Creative Writing – 132
Comprehension and the art of articulation
It would take a long time, Asfaw Yemiru reckoned, to walk the 75 miles from his village in Bulga to Addis Ababa. The family had last gone by donkey, so that he and his 11 brothers could be made deacons in the cathedral. That trip had taken two days. He was going barefoot now, and he was only nine.
He had 50 cents in his pocket, and had not told his parents he was leaving. But the village offered him nothing except priest-school, where he would learn to read religious books and, very probably, become a Coptic priest like his father. Addis jumped with possibilities, so away he went.
It was not quite as good as he imagined. He found work as a bearer, toting loads on a pole over his small shoulder. But much of the time, like the other swarming street children, he begged and slept in the churchyard of St George’s cathedral. His lucky break came when, one day, a rich Turkish lady dropped cheeses from her basket and he raced to pick them up. She took him on as her general skivvy and, between fetching water and chopping wood, he could go to proper primary school.
That made the difference. Life opened up. He sailed through all his tests, and won a scholarship to the General Wingate boarding school. At first, being a street child, his place was given to a rich boy. But he presented himself to the headmaster, barefoot, dusty and wrapped in a blanket, and recited the English words he had carefully rehearsed: “My name is Asfaw Yemiru. I am here to learn.” Immediately, the head took to him.
1. How long did it take to cover the distance by foot from his village Bulga to Addis Ababa (the capital of Ethiopia)?
2. Why his parents had come to Bulga? How did they cover the distance?
3. Why did Asfaw Yemiru not like to stay in his village? Why did the capital Addis Ababa beckon Asfaw Yemiru?

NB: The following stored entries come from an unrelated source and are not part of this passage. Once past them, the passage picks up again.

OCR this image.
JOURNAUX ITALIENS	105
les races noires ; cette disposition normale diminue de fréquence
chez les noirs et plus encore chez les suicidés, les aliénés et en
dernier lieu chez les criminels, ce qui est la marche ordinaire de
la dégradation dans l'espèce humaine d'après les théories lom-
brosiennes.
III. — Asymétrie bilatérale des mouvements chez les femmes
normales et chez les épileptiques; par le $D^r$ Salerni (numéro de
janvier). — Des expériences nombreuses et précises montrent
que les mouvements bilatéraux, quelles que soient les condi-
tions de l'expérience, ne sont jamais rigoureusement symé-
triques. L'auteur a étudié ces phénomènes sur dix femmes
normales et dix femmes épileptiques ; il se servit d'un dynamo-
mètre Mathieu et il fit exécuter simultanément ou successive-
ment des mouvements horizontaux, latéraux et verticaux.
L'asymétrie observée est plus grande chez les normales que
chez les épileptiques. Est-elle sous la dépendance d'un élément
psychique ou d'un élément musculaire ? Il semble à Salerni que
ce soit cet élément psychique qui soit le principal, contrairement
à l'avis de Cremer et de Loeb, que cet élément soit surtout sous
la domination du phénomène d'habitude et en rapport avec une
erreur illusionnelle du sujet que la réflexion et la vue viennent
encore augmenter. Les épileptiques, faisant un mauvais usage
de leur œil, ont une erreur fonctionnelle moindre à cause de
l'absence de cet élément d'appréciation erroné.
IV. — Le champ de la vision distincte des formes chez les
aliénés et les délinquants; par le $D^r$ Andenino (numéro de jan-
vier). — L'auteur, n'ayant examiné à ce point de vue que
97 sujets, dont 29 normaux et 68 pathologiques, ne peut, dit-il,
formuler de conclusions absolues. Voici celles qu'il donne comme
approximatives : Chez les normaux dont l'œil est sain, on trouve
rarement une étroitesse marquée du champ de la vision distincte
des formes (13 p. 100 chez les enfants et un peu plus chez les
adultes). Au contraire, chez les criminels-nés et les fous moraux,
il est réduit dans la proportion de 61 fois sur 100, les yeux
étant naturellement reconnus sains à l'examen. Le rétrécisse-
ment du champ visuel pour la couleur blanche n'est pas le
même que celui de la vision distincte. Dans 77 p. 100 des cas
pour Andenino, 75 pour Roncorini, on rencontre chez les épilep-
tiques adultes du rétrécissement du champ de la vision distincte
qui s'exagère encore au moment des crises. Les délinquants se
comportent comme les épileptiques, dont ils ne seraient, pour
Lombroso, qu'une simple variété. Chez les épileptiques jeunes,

4. Did he feel a bit disappointed on reaching Addis Ababa? How did he sustain himself there?
5. How did he find his lucky break? Why did Afsaw feel happy in his new role?
6. How life changed thereafter?
7. How did Afsaw manage to win back his seat in the hostel?

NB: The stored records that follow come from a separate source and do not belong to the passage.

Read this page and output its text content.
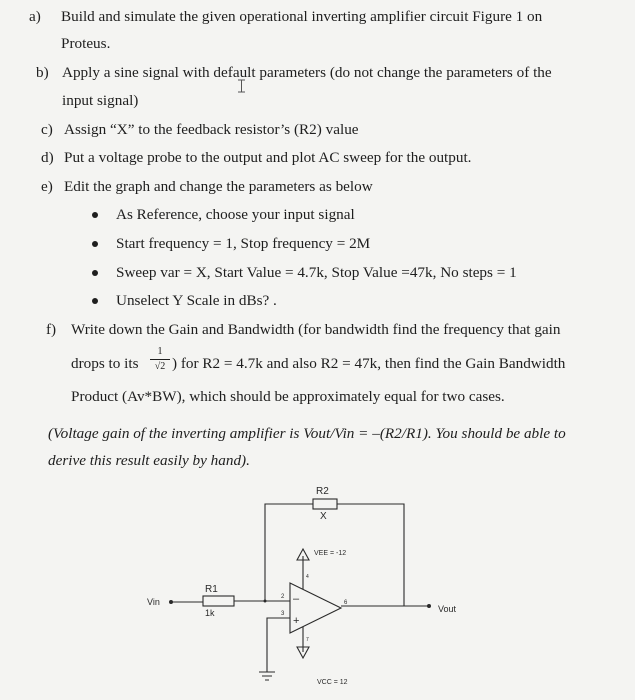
a) Build and simulate the given operational inverting amplifier circuit Figure 1 on
Proteus.
b) Apply a sine signal with default parameters (do not change the parameters of the
input signal)
c) Assign “X” to the feedback resistor’s (R2) value
d) Put a voltage probe to the output and plot AC sweep for the output.
e) Edit the graph and change the parameters as below
As Reference, choose your input signal
Start frequency = 1, Stop frequency = 2M
Sweep var = X, Start Value = 4.7k, Stop Value =47k, No steps = 1
Unselect Y Scale in dBs? .
f) Write down the Gain and Bandwidth (for bandwidth find the frequency that gain
drops to its
1
√2 ) for R2 = 4.7k and also R2 = 47k, then find the Gain Bandwidth
Product (Av*BW), which should be approximately equal for two cases.
(Voltage gain of the inverting amplifier is Vout/Vin = –(R2/R1). You should be able to
derive this result easily by hand).
R2
X
R1
1k
Vin
Vout
VEE = -12
VCC = 12
2
3
6
4
7
–
+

1. The 75-mile-long road trek had taken Asfaw two complete days to finish.
2. His parents were desperate to have a steady income for their large family of 11 children. Coming to Bulga could get them a job as a deacon in the village cathedral. This alure made them undertake the arduous journey on camel back.
3. Asfaw saw little scope for his future in his village. The only school there taught basic language skill that enabled students to read religious books. If he stayed back to study this curriculum, he could, at best, become a Coptic priest. Asfaw had set his sights high in life. He assumed Addis Ababa offered greater scope for a better life. aSo, he made up his mind to leave.

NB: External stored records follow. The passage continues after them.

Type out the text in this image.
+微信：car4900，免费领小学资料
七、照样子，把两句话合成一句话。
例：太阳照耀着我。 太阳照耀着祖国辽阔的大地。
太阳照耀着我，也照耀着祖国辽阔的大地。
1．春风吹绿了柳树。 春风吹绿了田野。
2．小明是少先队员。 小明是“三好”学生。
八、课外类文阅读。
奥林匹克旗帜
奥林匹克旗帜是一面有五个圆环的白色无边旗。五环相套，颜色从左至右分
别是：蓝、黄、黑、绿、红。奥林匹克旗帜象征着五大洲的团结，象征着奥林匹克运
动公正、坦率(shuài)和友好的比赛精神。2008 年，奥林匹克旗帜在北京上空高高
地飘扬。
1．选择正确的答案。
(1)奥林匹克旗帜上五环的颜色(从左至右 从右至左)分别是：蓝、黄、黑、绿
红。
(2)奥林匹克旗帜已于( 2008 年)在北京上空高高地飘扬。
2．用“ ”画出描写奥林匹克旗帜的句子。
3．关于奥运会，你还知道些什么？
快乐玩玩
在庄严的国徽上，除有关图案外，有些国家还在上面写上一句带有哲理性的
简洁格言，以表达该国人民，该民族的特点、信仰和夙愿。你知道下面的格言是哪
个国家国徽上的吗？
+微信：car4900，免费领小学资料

4. Arrival in the capital turned out to be a disappointment for the lone traveller from Bulga. He had to do many odd jobs to earn just enough to stave off hunger. Life was really hard as he joined many more urchins to seek night shelter in the church yard of St. George’s Cathedral.
5. Asfaw’s destitution and hunger ended when, one day, a kindly Turkish lady dropped some cheese that Asfaw rushed to grab. The lady saw the boy’s desperation and took him under her care. Asfaw was asked to do errands for her, fetch water and cut wood. However, it not only ensured proper food and shelter for him, but also he could join a primary school. Asfaw was elated.
6. Joining a school was like a dream come true for Asfaw. He excelled in his studies topping the class regularly. His stellar performance won him a scholarship to study in the General Wingate Boarding School. This break opened up a vast vista for the young boy.
7. His seat in the school was given to a rich kid due to obvious reasons. Asfaw, undeterred by the setback, Asfaw, dusty and in tattered dress, summoned enough courage to see the principal. There, he asserted, “My name is Asfaw Yemiru. I have come here to learn.” The principal was very impressed. He restored Asfaw’s seat.